Originally published at: https://boingboing.net/2018/03/08/study-bones-found-on-pacific.html
…
forensic specialists of the past were blinded to the physical reality of athletic women by the presumptions of the era. The bones were previously deemed too manly to be those of a high-society lady
What? There are clear skeletal markers distinguishing the sexes (the pelvis in particular). Was the thinking that Earhart specifically couldn’t have been this stoutly built but some other woman could…?
And the reason for not doing a genetic test is???
ETA: Right, the bones are gone now and all we have are measurements. Having read the opening part of the PDF, I am now shaking my head that in 2018 it is still necessary to slowly and painfully demonstrate that the conclusions of forensic anthropology done before the era of genetic testing are rife with errors in sexing bones, both from bad algorithms heuristics and from bias on the part of the investigators.
eta: suddenly realized I was using the wrong word.
Pacific Island? Then why was her car recently found parked in Los Angeles? It’s all a conspiracy of cover-ups!
Good science, good logic, and the “true believers” will never accept it. Just like the idiots who keep digging on Oak Island, despite all evidence proving that the initial treasure claims were just a hoax story, designed to sell newspapers.
I think the bones were lost, but they were extensively measured before that.
We’ll just have to wait for the aliens to get back…
They were “discarded”… Like 99% of the other Amelia evidence.
The Amelia Earhart mystery is the USA’s version of Egypt’s “scan pyramids.”
It’s more complicated than that.
I once caught a rant by an anthropologist who explained at length that many of the assumed differences were identified using a limited sampling of skeletons consisting of Europeans from the middle ages. Those differences do not apply as well the broader population.
https://www.quora.com/What-is-the-difference-between-Human-Male-and-Female-Skeleton
Aliens…
Pesky aliens…
Thanks, but in the link you provided 3 out of 4 contributors (2 out of 3, if you count qualified replies) basically say that with a skull and a pelvis, you can distinguish the two fairly reliably. Seriously - a pelvis that needs to squeeze a baby through is going to look different from one that doesn’t. Earhart was of a European descent so ethnic miscalibration shouldn’t be a factor. And the prevalence of AIS is >0.01%
There are ‘
clear’ some skeletal markers distinguishing the sexes
, however they are not always unambiguous.
Source: have worked at lots of archaeological digs.
I wonder what happened to those bones?
I don’t believe it is her. If she had died on that island in mid-1937 I think the settlers would’ve seen traces of her, her plane, or her navigator when they started to arrive on the island in 1938-1939. A few bones that might be hers is not enough to satisfy my skepticism. What about their other belongings, and the plane? Plus, the US Navy had planes search over that island a few days after she was lost. Wouldn’t she have been smart enough to put some signals on the beach for the planes to see, even if she had already died? And if she was on that island she probably would’ve still been alive and probably would’ve thought it important enough to wave at the planes overhead, but they didn’t see anyone. Finding a small island like Nikumaroro in the ocean is difficult even in the day. Much more likely that the plane went down in the water.

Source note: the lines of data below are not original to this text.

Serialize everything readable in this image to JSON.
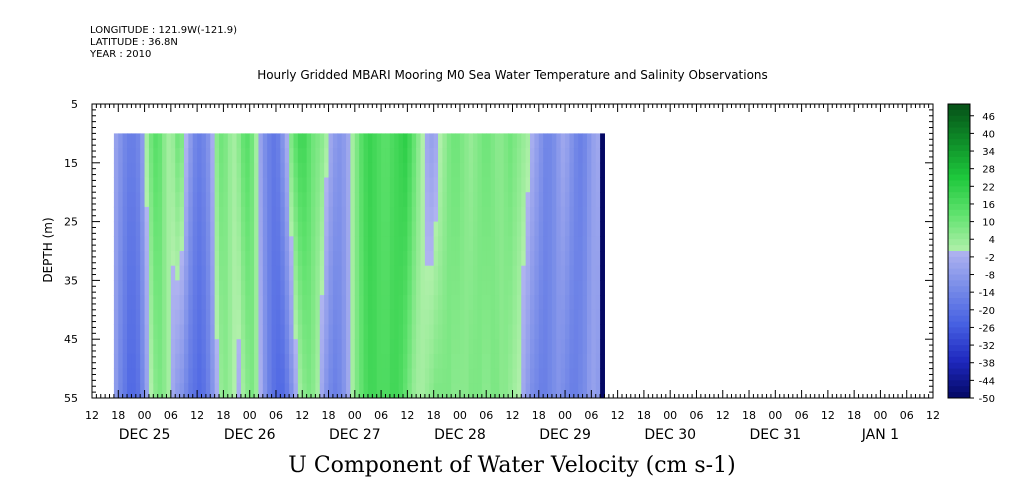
{
  "header": {
    "longitude": "LONGITUDE : 121.9W(-121.9)",
    "latitude": "LATITUDE : 36.8N",
    "year": "YEAR : 2010"
  },
  "chart_data": {
    "type": "heatmap",
    "title": "Hourly Gridded MBARI Mooring M0 Sea Water Temperature and Salinity Observations",
    "xlabel": "U Component of Water Velocity (cm s-1)",
    "ylabel": "DEPTH (m)",
    "y_ticks": [
      5,
      15,
      25,
      35,
      45,
      55
    ],
    "ylim": [
      55,
      5
    ],
    "data_depth_range": [
      10,
      55
    ],
    "hour_ticks": [
      "12",
      "18",
      "00",
      "06",
      "12",
      "18",
      "00",
      "06",
      "12",
      "18",
      "00",
      "06",
      "12",
      "18",
      "00",
      "06",
      "12",
      "18",
      "00",
      "06",
      "12",
      "18",
      "00",
      "06",
      "12",
      "18",
      "00",
      "06",
      "12",
      "18",
      "00",
      "06",
      "12"
    ],
    "date_labels": [
      "DEC 25",
      "DEC 26",
      "DEC 27",
      "DEC 28",
      "DEC 29",
      "DEC 30",
      "DEC 31",
      "JAN  1"
    ],
    "colorbar": {
      "min": -50,
      "max": 50,
      "labels": [
        "46",
        "40",
        "34",
        "28",
        "22",
        "16",
        "10",
        "4",
        "-2",
        "-8",
        "-14",
        "-20",
        "-26",
        "-32",
        "-38",
        "-44",
        "-50"
      ]
    },
    "series": [
      {
        "start_hour_index": 5,
        "values_by_hour_surface": [
          -6,
          -10,
          -14,
          -16,
          -16,
          -14,
          -8,
          2,
          10,
          14,
          12,
          6,
          2,
          4,
          10,
          8,
          0,
          -8,
          -14,
          -16,
          -14,
          -10,
          -2,
          6,
          10,
          8,
          4,
          2,
          6,
          12,
          14,
          10,
          2,
          -6,
          -12,
          -16,
          -18,
          -16,
          -10,
          -2,
          8,
          14,
          18,
          18,
          14,
          10,
          8,
          6,
          2,
          -4,
          -8,
          -10,
          -8,
          -4,
          2,
          8,
          14,
          18,
          20,
          18,
          16,
          14,
          14,
          16,
          18,
          20,
          22,
          18,
          12,
          6,
          0,
          -4,
          -6,
          -4,
          0,
          4,
          8,
          10,
          10,
          8,
          6,
          4,
          6,
          8,
          10,
          10,
          8,
          6,
          6,
          8,
          10,
          8,
          6,
          4,
          2,
          -2,
          -6,
          -10,
          -14,
          -14,
          -12,
          -8,
          -4,
          -6,
          -10,
          -14,
          -16,
          -14,
          -10,
          -6,
          -4,
          -6
        ],
        "values_by_hour_bottom": [
          -8,
          -14,
          -18,
          -22,
          -22,
          -20,
          -14,
          -6,
          0,
          6,
          8,
          6,
          2,
          -4,
          -8,
          -10,
          -14,
          -18,
          -20,
          -22,
          -20,
          -16,
          -10,
          -2,
          4,
          6,
          4,
          0,
          -2,
          2,
          6,
          8,
          4,
          -2,
          -10,
          -16,
          -20,
          -22,
          -22,
          -18,
          -12,
          -4,
          2,
          6,
          8,
          6,
          2,
          -4,
          -10,
          -14,
          -16,
          -14,
          -10,
          -4,
          2,
          8,
          12,
          16,
          18,
          18,
          16,
          16,
          16,
          18,
          18,
          16,
          12,
          8,
          4,
          2,
          2,
          4,
          6,
          8,
          8,
          8,
          8,
          6,
          6,
          6,
          6,
          8,
          8,
          8,
          6,
          6,
          8,
          8,
          6,
          6,
          4,
          2,
          0,
          -4,
          -8,
          -12,
          -14,
          -16,
          -16,
          -14,
          -12,
          -10,
          -12,
          -14,
          -16,
          -16,
          -14,
          -12,
          -8,
          -6,
          -8
        ]
      }
    ]
  }
}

Like most things in life, it depends.
In particular
The android pelvis is a female pelvis with masculine features, including a wedge or heart shaped inlet caused by a prominent sacrum and a triangular anterior segment.
Last known to be at the medical school in Fiji in 1940, where Dr. Hoodless made the measurements of them. They really just disappear after that. And yes, people have looked extensively for them or evidence of their whereabouts in recent years.
… are likely her’s.
ouch!
I imagine that the planes of the period required a bit of muscle to control in rough weather. I don’t think they had hydraulic-assist in that era.

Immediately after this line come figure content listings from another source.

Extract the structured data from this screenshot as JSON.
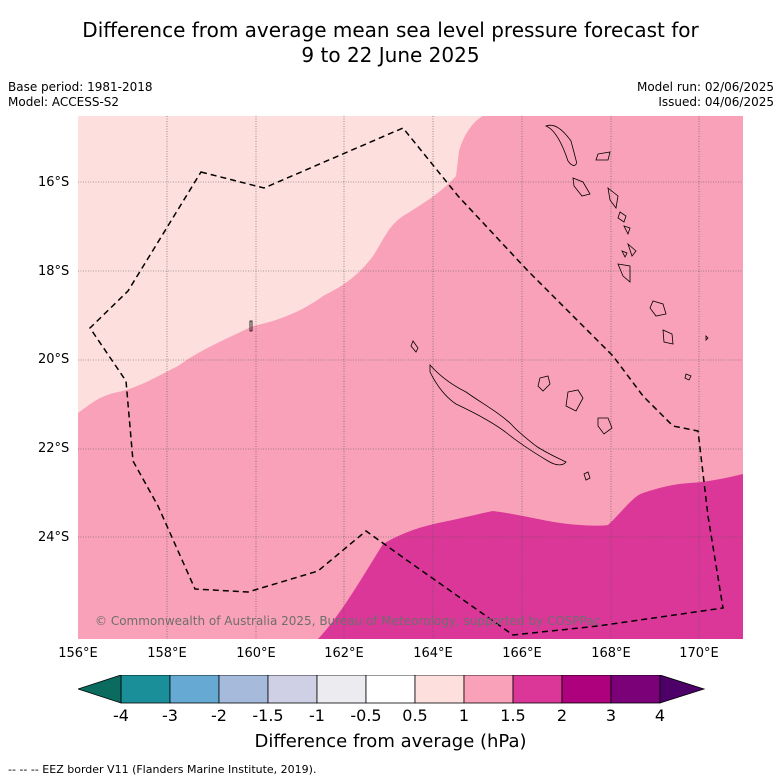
{
  "title_line1": "Difference from average mean sea level pressure forecast for",
  "title_line2": "9 to 22 June 2025",
  "base_period": "Base period: 1981-2018",
  "model": "Model: ACCESS-S2",
  "model_run": "Model run: 02/06/2025",
  "issued": "Issued: 04/06/2025",
  "lat_labels": [
    "16°S",
    "18°S",
    "20°S",
    "22°S",
    "24°S"
  ],
  "lon_labels": [
    "156°E",
    "158°E",
    "160°E",
    "162°E",
    "164°E",
    "166°E",
    "168°E",
    "170°E"
  ],
  "copyright": "© Commonwealth of Australia 2025, Bureau of Meteorology, supported by COSPPac",
  "colorbar": {
    "ticks": [
      "-4",
      "-3",
      "-2",
      "-1.5",
      "-1",
      "-0.5",
      "0.5",
      "1",
      "1.5",
      "2",
      "3",
      "4"
    ],
    "colors": [
      "#1a8f9a",
      "#66a9d3",
      "#a6bbdc",
      "#cfd0e6",
      "#ecebf0",
      "#ffffff",
      "#fde0de",
      "#f9a1b8",
      "#db3798",
      "#ae017e",
      "#7a0177"
    ],
    "under_color": "#0b6b5f",
    "over_color": "#4d0067",
    "label": "Difference from average (hPa)"
  },
  "legend": "-- -- -- EEZ border V11 (Flanders Marine Institute, 2019)."
}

The first section of the paper discusses at length all the many ways that the bones in question could have been misidentified by an analyst back in the 1940’s, either from bias (documented cases of anthropologists working with a 50/50 population of bones but they end up assigning a lot of female remains as male) or because the sex assignment heuristics available in the 40’s were poor (based on limited or bad sampling, or mixing demographic groups with wildly different average height profiles into one bucket).

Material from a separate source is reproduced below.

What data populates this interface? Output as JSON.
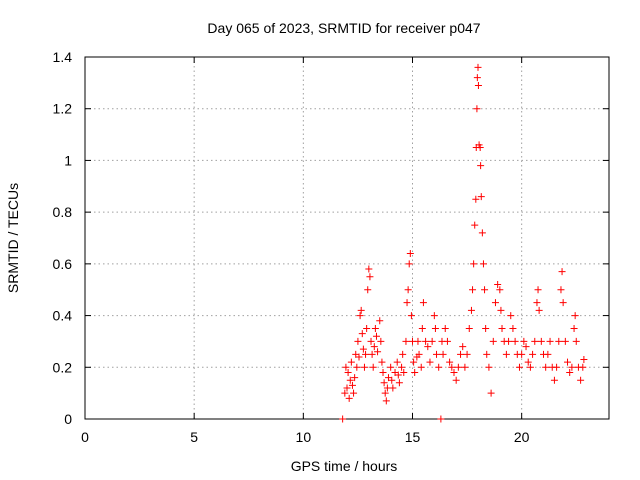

Today, forensic anthropologists have sex assignment heuristics based on data sets that could only have been assembled in the age of computers, and they can validate those against genetic testing of bones so we know how well they work. Back then, none of that was so.
edit: grammar and clarity.
edit 2: fix stupid mistake. heuristics, not algorithms.
As others pointed out, it isn’t always clear in humans, however, some other animals make it easier to tells sexes via bones.